April began quietly at the Statehouse.
Almost ghost-town quiet.
The House and the Senate won’t convene until 1:30 p.m. — the better to allow out-of-town legislators to spend the Easter weekend at home.
No committee meetings are scheduled today. And that includes the three committees we’re all watching in this K-12 budget impasse: the House and Senate education committees, and the budget-writing Joint Finance-Appropriations Committee.
Keep an eye on Idaho Education News. We’ll give you the latest on the budget battle as we learn it.
Meanwhile, for your reading and viewing pleasure:
- Here’s a good overview piece from John Miller of the Associated Press on a budget deal gone sour. In it, JFAC co-chairman Dean Cameron says a new deal must protect the component parts of the original: money for merit pay and technology pilot programs, and money to “unfreeze” the teacher salary grid. “If you start pulling pieces out of it,” Cameron said, “you’re going to unravel the grand bargain.”
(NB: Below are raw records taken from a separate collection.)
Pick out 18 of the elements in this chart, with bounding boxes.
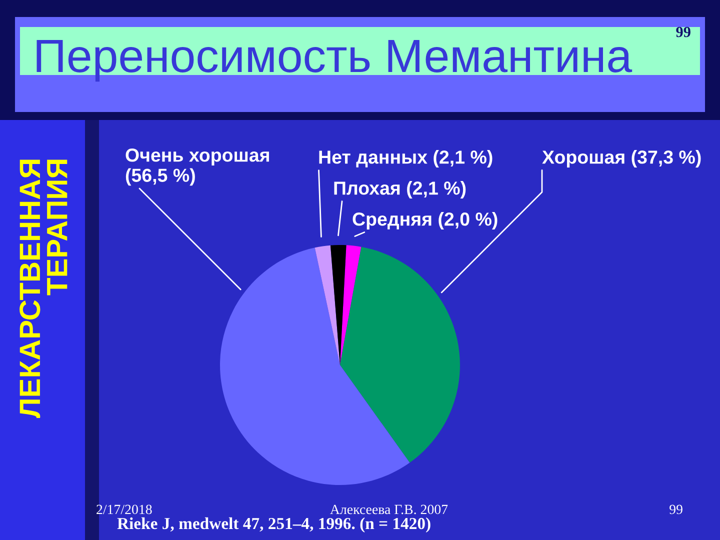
- text: 2/17/2018: [96, 504, 152, 514]
- text: 99: [676, 26, 690, 38]
- text: ЛЕКАРСТВЕННАЯ ТЕРАПИЯ: [20, 160, 68, 418]
- data-label: (56,5 %): [126, 168, 195, 186]
- text: 99: [670, 504, 682, 514]
- slice-label: Очень хорошая: [126, 148, 269, 166]
- text: Алексеева Г.В. 2007: [330, 504, 448, 514]
- slice-label: Хорошая (37,3 %): [542, 150, 701, 168]
- slice-label: Нет данных (2,1 %): [319, 150, 492, 168]
- pie-slice: [220, 248, 410, 485]
- pie-slice: [330, 245, 346, 365]
- pie-slice: [314, 245, 340, 365]
- text: Rieke J, medwelt 47, 251–4, 1996. (n = 1420): [117, 517, 430, 533]
- pie-slice: [340, 245, 362, 365]
- slice-label: Средняя (2,0 %): [352, 212, 498, 230]
- chart-title: Переносимость Мемантина: [36, 40, 632, 82]
- pie-slice: [340, 246, 460, 463]
- slice-label: Плохая (2,1 %): [334, 181, 466, 198]
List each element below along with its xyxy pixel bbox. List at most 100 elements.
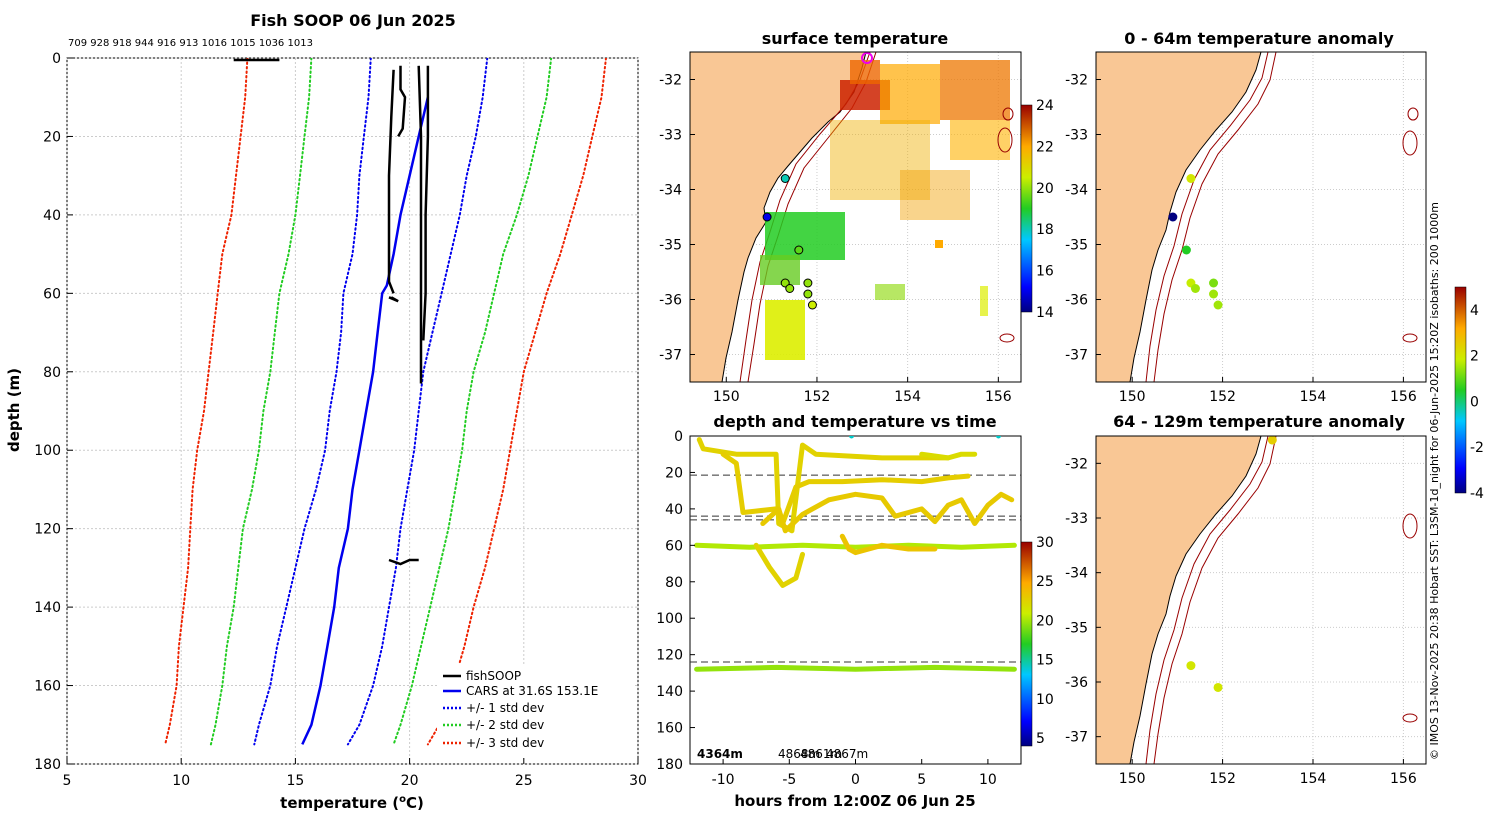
map-xtick-label: 150 <box>1119 389 1146 405</box>
anom64-ticks: 150 152 154 156 -32 -33 -34 -35 -36 -37 <box>1065 456 1417 787</box>
ts-colorbar-ticks: 5 10 15 20 25 30 <box>1036 535 1054 747</box>
ts-xtick-label: -5 <box>782 772 796 788</box>
anom64-point <box>1213 682 1223 692</box>
anom0-isobath-1000 <box>1153 51 1277 383</box>
anom0-isobath-200 <box>1145 51 1269 383</box>
anomaly-64-129-panel: 64 - 129m temperature anomaly 150 152 154 1… <box>1065 412 1427 787</box>
anom0-title: 0 - 64m temperature anomaly <box>1124 29 1394 48</box>
map-xtick-label: 154 <box>1300 771 1327 787</box>
sst-colorbar-label: 24 <box>1036 98 1054 114</box>
profile-series-line <box>387 69 395 294</box>
sst-island-1 <box>1002 107 1014 121</box>
anom0-island-2 <box>1402 130 1418 156</box>
ts-ytick-label: 40 <box>665 502 683 518</box>
map-xtick-label: 154 <box>1300 389 1327 405</box>
ts-colorbar-label: 5 <box>1036 731 1045 747</box>
legend-fish: fishSOOP <box>466 669 521 683</box>
map-ytick-label: -32 <box>659 73 682 89</box>
ts-trace <box>694 542 1017 550</box>
map-ytick-label: -33 <box>1065 128 1088 144</box>
ts-ytick-label: 160 <box>656 721 683 737</box>
map-xtick-label: 156 <box>985 389 1012 405</box>
sst-colorbar-label: 14 <box>1036 305 1054 321</box>
anomaly-colorbar <box>1454 286 1467 494</box>
sst-station-point <box>762 212 772 222</box>
sst-colorbar-label: 16 <box>1036 264 1054 280</box>
ts-ytick-label: 0 <box>674 429 683 445</box>
profile-xlabel: temperature (oC) <box>280 794 424 812</box>
map-ytick-label: -37 <box>1065 348 1088 364</box>
ts-bottom-label-4: 4867m <box>826 747 868 761</box>
profile-series-line <box>346 58 489 746</box>
map-ytick-label: -33 <box>1065 511 1088 527</box>
map-xtick-label: 152 <box>1209 771 1236 787</box>
anom0-land <box>1095 51 1262 383</box>
profile-xtick-label: 20 <box>401 773 419 789</box>
anom0-island-1 <box>1407 107 1419 121</box>
sst-station-point <box>785 284 795 293</box>
sst-station-point <box>794 245 804 255</box>
anom64-point <box>1267 435 1277 445</box>
anom64-points <box>1186 435 1277 692</box>
profile-series-line <box>301 96 430 745</box>
profile-ytick-label: 180 <box>34 757 61 773</box>
profile-axes <box>66 57 639 765</box>
ts-surface-marker <box>849 436 855 439</box>
ts-ytick-label: 20 <box>665 465 683 481</box>
sst-ticks: 150 152 154 156 -32 -33 -34 -35 -36 -37 <box>659 73 1012 406</box>
profile-ticks: 5 10 15 20 25 30 0 20 40 60 80 100 120 140 160 180 <box>34 51 647 789</box>
ts-trace <box>839 533 938 556</box>
profile-series-line <box>388 558 419 566</box>
map-ytick-label: -35 <box>1065 620 1088 636</box>
anomaly-colorbar-label: 4 <box>1470 303 1479 319</box>
profile-top-text: 709 928 918 944 916 913 1016 1015 1036 1… <box>68 38 313 49</box>
sst-station-point <box>803 289 813 299</box>
anomaly-colorbar-label: -4 <box>1470 486 1484 502</box>
anom0-point <box>1209 289 1219 299</box>
sst-station-point <box>780 174 790 183</box>
profile-xtick-label: 5 <box>63 773 72 789</box>
profile-grid <box>66 57 639 765</box>
sst-ship-marker <box>861 52 873 64</box>
profile-ytick-label: 80 <box>43 365 61 381</box>
ts-colorbar-label: 15 <box>1036 653 1054 669</box>
map-xtick-label: 156 <box>1390 771 1417 787</box>
legend-std1: +/- 1 std dev <box>466 701 544 715</box>
sst-colorbar <box>1020 104 1033 313</box>
sst-colorbar-label: 20 <box>1036 181 1054 197</box>
map-xtick-label: 152 <box>804 389 831 405</box>
anomaly-colorbar-label: 2 <box>1470 349 1479 365</box>
map-xtick-label: 156 <box>1390 389 1417 405</box>
ts-xtick-label: 5 <box>917 772 926 788</box>
profile-ytick-label: 120 <box>34 522 61 538</box>
anom64-frame <box>1095 435 1427 765</box>
ts-trace <box>720 451 971 526</box>
profile-series-line <box>422 65 430 341</box>
sst-station-point <box>807 300 817 310</box>
sst-field <box>760 60 1010 360</box>
anom64-island-1 <box>1402 513 1418 539</box>
ts-trace <box>694 664 1017 672</box>
anom64-title: 64 - 129m temperature anomaly <box>1113 412 1405 431</box>
ts-ytick-label: 180 <box>656 757 683 773</box>
anom0-point <box>1168 212 1178 222</box>
timeseries-panel: depth and temperature vs time -10 -5 0 5 100… <box>656 412 1054 810</box>
ts-colorbar-label: 20 <box>1036 613 1054 629</box>
ts-colorbar-label: 10 <box>1036 692 1054 708</box>
anom64-island-2 <box>1402 713 1418 723</box>
ts-xtick-label: -10 <box>712 772 735 788</box>
ts-bottom-label-3: 4861m <box>800 747 842 761</box>
profile-series-line <box>253 58 372 746</box>
anom0-point <box>1190 284 1200 293</box>
profile-ytick-label: 100 <box>34 443 61 459</box>
timeseries-title: depth and temperature vs time <box>713 412 996 431</box>
profile-panel: Fish SOOP 06 Jun 2025 709 928 918 944 91… <box>5 11 647 812</box>
map-ytick-label: -35 <box>659 238 682 254</box>
legend-box <box>437 664 633 758</box>
ts-colorbar <box>1020 541 1033 747</box>
profile-xtick-label: 25 <box>515 773 533 789</box>
map-ytick-label: -34 <box>659 183 682 199</box>
profile-legend: fishSOOP CARS at 31.6S 153.1E +/- 1 std … <box>437 664 633 758</box>
profile-ytick-label: 20 <box>43 129 61 145</box>
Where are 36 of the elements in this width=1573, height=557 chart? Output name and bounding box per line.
- On this week’s “Idaho Reports,” two Boise state senators, Republican Chuck Winder and Democrat Branden Durst, break down the vote. Interestingly, Durst talks about his own second thoughts about the budget — and whether he’s support a similar budget the second time around. In the pundits section, I join host Greg Hahn, Betsy Russell of the Spokane Spokesman-Review and Jim Weatherby to try to sort out what happens next.